Enhancing the street view and separating the housing from street noise and pollution is a dense line of carbon sequestering trees cutting household cooling costs with its heat sinks.
The housing is bridged across intersecting streets with parkettes for the community and/or parking lots for the stores below – creating space for outdoor dining, dedicated bike lanes, etc.
Rooftop parks and/or community gardens extend the“small-town feel”helping build communities.
Permeable concrete pavements with rainwater catchment basins underneath drain water down into a bladder built underneath the alleys behind the stores.
Our densely paved City with only 1% unpaved area left avoids more urban sprawl as we provide our lower income neighbors with more green space for their kids to play outdoors, grow food, and enjoy better mental health.
Fund the vision through Measure J – paid for by our taxes. This gives our municipality ownership of the housing, thus it can provide reparation that addresses Culver City’s racially discriminating past, and provide each income level the ability to afford rent-to-own units. 
Providing on-the-job training + alternatives to incarceration, Measure J gets tradesmen needed jobs in the building and landscaping industries + fulfills other intentions of this Measure.

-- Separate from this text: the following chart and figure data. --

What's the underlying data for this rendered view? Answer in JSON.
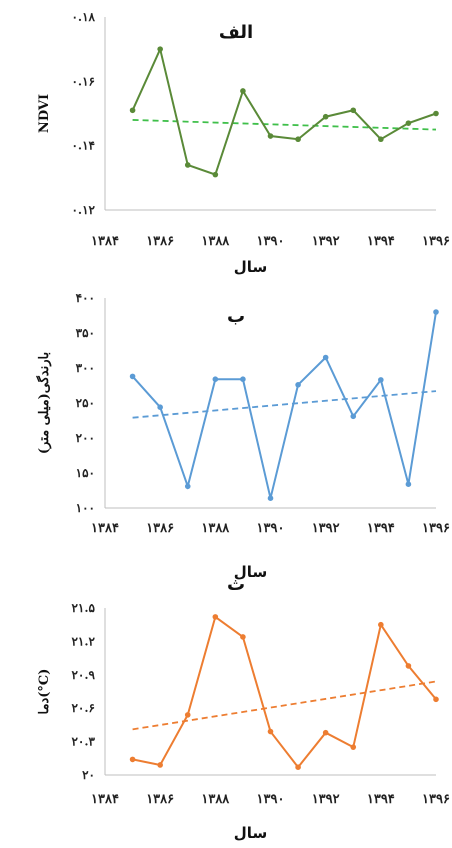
{
  "chart_data": [
    {
      "type": "line",
      "title": "الف",
      "xlabel": "سال",
      "ylabel": "NDVI",
      "x_ticks": [
        "۱۳۸۴",
        "۱۳۸۶",
        "۱۳۸۸",
        "۱۳۹۰",
        "۱۳۹۲",
        "۱۳۹۴",
        "۱۳۹۶"
      ],
      "y_ticks": [
        "۰.۱۲",
        "۰.۱۴",
        "۰.۱۶",
        "۰.۱۸"
      ],
      "ylim": [
        0.12,
        0.18
      ],
      "xlim": [
        1384,
        1396
      ],
      "grid": false,
      "colors": {
        "line": "#5a8a38",
        "trend": "#3fbf4a"
      },
      "series": [
        {
          "x": [
            1385,
            1386,
            1387,
            1388,
            1389,
            1390,
            1391,
            1392,
            1393,
            1394,
            1395,
            1396
          ],
          "values": [
            0.151,
            0.17,
            0.134,
            0.131,
            0.157,
            0.143,
            0.142,
            0.149,
            0.151,
            0.142,
            0.147,
            0.15
          ]
        }
      ],
      "trend": [
        0.148,
        0.145
      ]
    },
    {
      "type": "line",
      "title": "ب",
      "xlabel": "سال",
      "ylabel": "بارندگی(میلی متر)",
      "x_ticks": [
        "۱۳۸۴",
        "۱۳۸۶",
        "۱۳۸۸",
        "۱۳۹۰",
        "۱۳۹۲",
        "۱۳۹۴",
        "۱۳۹۶"
      ],
      "y_ticks": [
        "۱۰۰",
        "۱۵۰",
        "۲۰۰",
        "۲۵۰",
        "۳۰۰",
        "۳۵۰",
        "۴۰۰"
      ],
      "ylim": [
        100,
        400
      ],
      "xlim": [
        1384,
        1396
      ],
      "grid": false,
      "colors": {
        "line": "#5b9bd5",
        "trend": "#5b9bd5"
      },
      "series": [
        {
          "x": [
            1385,
            1386,
            1387,
            1388,
            1389,
            1390,
            1391,
            1392,
            1393,
            1394,
            1395,
            1396
          ],
          "values": [
            288,
            244,
            131,
            284,
            284,
            114,
            276,
            315,
            231,
            283,
            134,
            380
          ]
        }
      ],
      "trend": [
        229,
        267
      ]
    },
    {
      "type": "line",
      "title": "ث",
      "xlabel": "سال",
      "ylabel": "دما(°C)",
      "x_ticks": [
        "۱۳۸۴",
        "۱۳۸۶",
        "۱۳۸۸",
        "۱۳۹۰",
        "۱۳۹۲",
        "۱۳۹۴",
        "۱۳۹۶"
      ],
      "y_ticks": [
        "۲۰",
        "۲۰.۳",
        "۲۰.۶",
        "۲۰.۹",
        "۲۱.۲",
        "۲۱.۵"
      ],
      "ylim": [
        20.0,
        21.5
      ],
      "xlim": [
        1384,
        1396
      ],
      "grid": false,
      "colors": {
        "line": "#ed7d31",
        "trend": "#ed7d31"
      },
      "series": [
        {
          "x": [
            1385,
            1386,
            1387,
            1388,
            1389,
            1390,
            1391,
            1392,
            1393,
            1394,
            1395,
            1396
          ],
          "values": [
            20.14,
            20.09,
            20.54,
            21.42,
            21.24,
            20.39,
            20.07,
            20.38,
            20.25,
            21.35,
            20.98,
            20.68
          ]
        }
      ],
      "trend": [
        20.41,
        20.84
      ]
    }
  ]
}
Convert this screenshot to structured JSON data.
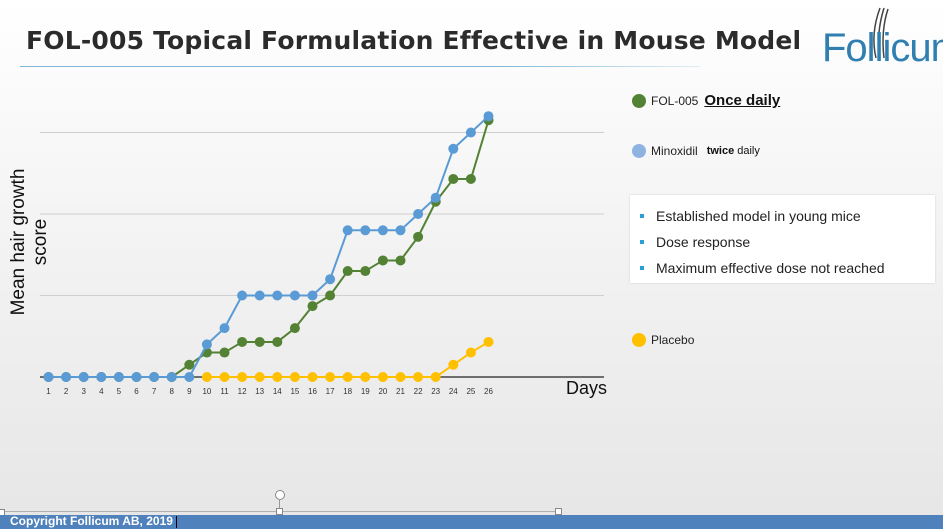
{
  "slide": {
    "title": "FOL-005 Topical Formulation Effective in Mouse Model",
    "logo_text": "Follicum",
    "footer": "Copyright Follicum AB, 2019",
    "bullets": [
      "Established model in young mice",
      "Dose response",
      "Maximum effective dose not reached"
    ],
    "legend": {
      "fol005_name": "FOL-005",
      "fol005_note": "Once daily",
      "minoxidil_name": "Minoxidil",
      "minoxidil_note_bold": "twice",
      "minoxidil_note_rest": "daily",
      "placebo_name": "Placebo"
    }
  },
  "colors": {
    "fol005": "#548235",
    "minoxidil": "#5b9bd5",
    "placebo": "#ffc000",
    "accent": "#2f7fb0",
    "footer": "#4f81bd"
  },
  "chart_data": {
    "type": "line",
    "ylabel": "Mean hair growth score",
    "xlabel": "Days",
    "x": [
      1,
      2,
      3,
      4,
      5,
      6,
      7,
      8,
      9,
      10,
      11,
      12,
      13,
      14,
      15,
      16,
      17,
      18,
      19,
      20,
      21,
      22,
      23,
      24,
      25,
      26
    ],
    "ylim": [
      0,
      3.0
    ],
    "yticks": [
      1,
      2,
      3
    ],
    "grid": true,
    "series": [
      {
        "name": "FOL-005",
        "color_key": "fol005",
        "values": [
          0,
          0,
          0,
          0,
          0,
          0,
          0,
          0,
          0.15,
          0.3,
          0.3,
          0.43,
          0.43,
          0.43,
          0.6,
          0.87,
          1.0,
          1.3,
          1.3,
          1.43,
          1.43,
          1.72,
          2.15,
          2.43,
          2.43,
          3.15
        ]
      },
      {
        "name": "Minoxidil",
        "color_key": "minoxidil",
        "values": [
          0,
          0,
          0,
          0,
          0,
          0,
          0,
          0,
          0,
          0.4,
          0.6,
          1.0,
          1.0,
          1.0,
          1.0,
          1.0,
          1.2,
          1.8,
          1.8,
          1.8,
          1.8,
          2.0,
          2.2,
          2.8,
          3.0,
          3.2
        ]
      },
      {
        "name": "Placebo",
        "color_key": "placebo",
        "values": [
          null,
          null,
          null,
          null,
          null,
          null,
          null,
          null,
          null,
          0,
          0,
          0,
          0,
          0,
          0,
          0,
          0,
          0,
          0,
          0,
          0,
          0,
          0,
          0.15,
          0.3,
          0.43
        ]
      }
    ]
  }
}
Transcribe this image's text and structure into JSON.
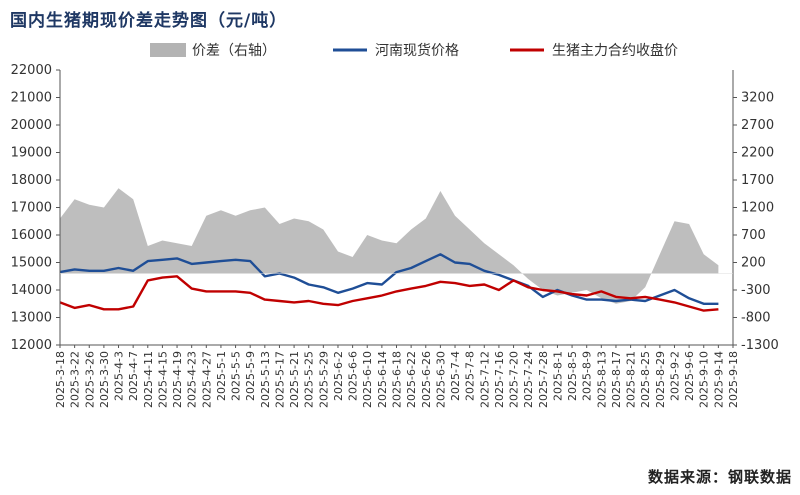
{
  "page": {
    "title": "国内生猪期现价差走势图（元/吨）",
    "source": "数据来源：钢联数据"
  },
  "colors": {
    "spread": "#b3b3b3",
    "henan_spot": "#1f4e96",
    "futures": "#c00000",
    "title": "#1f3864"
  },
  "chart_data": {
    "type": "line",
    "legend_position": "top",
    "grid": false,
    "y_left": {
      "min": 12000,
      "max": 22000,
      "ticks": [
        12000,
        13000,
        14000,
        15000,
        16000,
        17000,
        18000,
        19000,
        20000,
        21000,
        22000
      ]
    },
    "y_right": {
      "min": -1300,
      "max": 3700,
      "ticks": [
        -1300,
        -800,
        -300,
        200,
        700,
        1200,
        1700,
        2200,
        2700,
        3200
      ]
    },
    "x_tick_labels": [
      "2025-3-18",
      "2025-3-22",
      "2025-3-26",
      "2025-3-30",
      "2025-4-3",
      "2025-4-7",
      "2025-4-11",
      "2025-4-15",
      "2025-4-19",
      "2025-4-23",
      "2025-4-27",
      "2025-5-1",
      "2025-5-5",
      "2025-5-9",
      "2025-5-13",
      "2025-5-17",
      "2025-5-21",
      "2025-5-25",
      "2025-5-29",
      "2025-6-2",
      "2025-6-6",
      "2025-6-10",
      "2025-6-14",
      "2025-6-18",
      "2025-6-22",
      "2025-6-26",
      "2025-6-30",
      "2025-7-4",
      "2025-7-8",
      "2025-7-12",
      "2025-7-16",
      "2025-7-20",
      "2025-7-24",
      "2025-7-28",
      "2025-8-1",
      "2025-8-5",
      "2025-8-9",
      "2025-8-13",
      "2025-8-17",
      "2025-8-21",
      "2025-8-25",
      "2025-8-29",
      "2025-9-2",
      "2025-9-6",
      "2025-9-10",
      "2025-9-14",
      "2025-9-18"
    ],
    "dates": [
      "2025-3-18",
      "2025-3-22",
      "2025-3-26",
      "2025-3-30",
      "2025-4-3",
      "2025-4-7",
      "2025-4-11",
      "2025-4-15",
      "2025-4-19",
      "2025-4-23",
      "2025-4-27",
      "2025-5-1",
      "2025-5-5",
      "2025-5-9",
      "2025-5-13",
      "2025-5-17",
      "2025-5-21",
      "2025-5-25",
      "2025-5-29",
      "2025-6-2",
      "2025-6-6",
      "2025-6-10",
      "2025-6-14",
      "2025-6-18",
      "2025-6-22",
      "2025-6-26",
      "2025-6-30",
      "2025-7-4",
      "2025-7-8",
      "2025-7-12",
      "2025-7-16",
      "2025-7-20",
      "2025-7-24",
      "2025-7-28",
      "2025-8-1",
      "2025-8-5",
      "2025-8-9",
      "2025-8-13",
      "2025-8-17",
      "2025-8-21",
      "2025-8-25",
      "2025-8-29",
      "2025-9-2",
      "2025-9-6",
      "2025-9-10",
      "2025-9-14"
    ],
    "series": [
      {
        "name": "价差（右轴）",
        "axis": "right",
        "kind": "area",
        "values": [
          1000,
          1350,
          1250,
          1200,
          1550,
          1350,
          500,
          600,
          550,
          500,
          1050,
          1150,
          1050,
          1150,
          1200,
          900,
          1000,
          950,
          800,
          400,
          300,
          700,
          600,
          550,
          800,
          1000,
          1500,
          1050,
          800,
          550,
          350,
          150,
          -100,
          -300,
          -400,
          -350,
          -300,
          -450,
          -550,
          -500,
          -250,
          350,
          950,
          900,
          350,
          150
        ]
      },
      {
        "name": "河南现货价格",
        "axis": "left",
        "kind": "line",
        "values": [
          14650,
          14750,
          14700,
          14700,
          14800,
          14700,
          15050,
          15100,
          15150,
          14950,
          15000,
          15050,
          15100,
          15050,
          14500,
          14600,
          14450,
          14200,
          14100,
          13900,
          14050,
          14250,
          14200,
          14650,
          14800,
          15050,
          15300,
          15000,
          14950,
          14700,
          14550,
          14350,
          14150,
          13750,
          14000,
          13800,
          13650,
          13650,
          13600,
          13650,
          13600,
          13800,
          14000,
          13700,
          13500,
          13500
        ]
      },
      {
        "name": "生猪主力合约收盘价",
        "axis": "left",
        "kind": "line",
        "values": [
          13550,
          13350,
          13450,
          13300,
          13300,
          13400,
          14350,
          14450,
          14500,
          14050,
          13950,
          13950,
          13950,
          13900,
          13650,
          13600,
          13550,
          13600,
          13500,
          13450,
          13600,
          13700,
          13800,
          13950,
          14050,
          14150,
          14300,
          14250,
          14150,
          14200,
          14000,
          14350,
          14100,
          14000,
          13950,
          13850,
          13800,
          13950,
          13750,
          13700,
          13750,
          13650,
          13550,
          13400,
          13250,
          13300
        ]
      }
    ]
  }
}
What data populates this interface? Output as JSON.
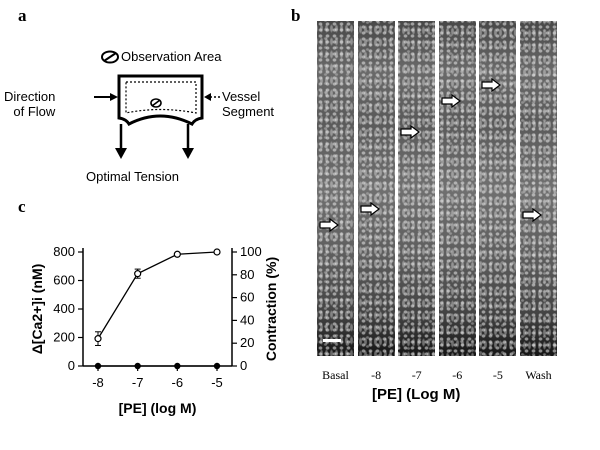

There are many other details and links to documentation I can send upon request, but enough for now. Let’s engage in robust dialogue regarding the costs/benefits of each option to determine our steps forward.
Doing so with respect & compassion for one another and our elected officials, let’s avoid divisive rants. Democracy was founded on passionate discourse, not on hatred! 

In closing, let’s keep in mind Amanda Gorman’s Inauguration poem,The Hill We Climb!
Let us “merge mercy with might, and might with right,
then love becomes our legacy, and change our children’s birthright.
So let us leave behind a country {if I may add, our City} better than the one we were left with”.

Respectfully, 
Suzanne De Benedittis












The Actors' Gang

2 Comments

  1. Dear Suzanne,
    Thank you for requesting robust and respectful dialogue! I agree completely. I would also add a plea for City Council not to make substantial changes to zoning and housing plans that cannot be undone. There must be a full and public discussion to include the following:
    Postcard campaign to all residents and businesses
    Specific affected neighborhood engagement with clear explanations and ramifications of changes
    Fact-based proof that proposed changes will achieve the stated goals (increased affordable housing) including evidence of results from other cities for comparison.
    Due diligence by Staff and City Council to collect information about restrictive practices regarding zoning, mortgages, and banking currently occurring in Culver City and identification of which entities, if any, are participating in inequitable practices.
    Verifiable calculations of the impact on city infrastructure of suggested changes including sewer, water, electricity, parking, and traffic.

    There is no rush for City Council to make changes. The current ADU and new mixed-use ordinance with the affordable units inclusion will meet the State requirements. Then we will have time to properly discuss and explore options.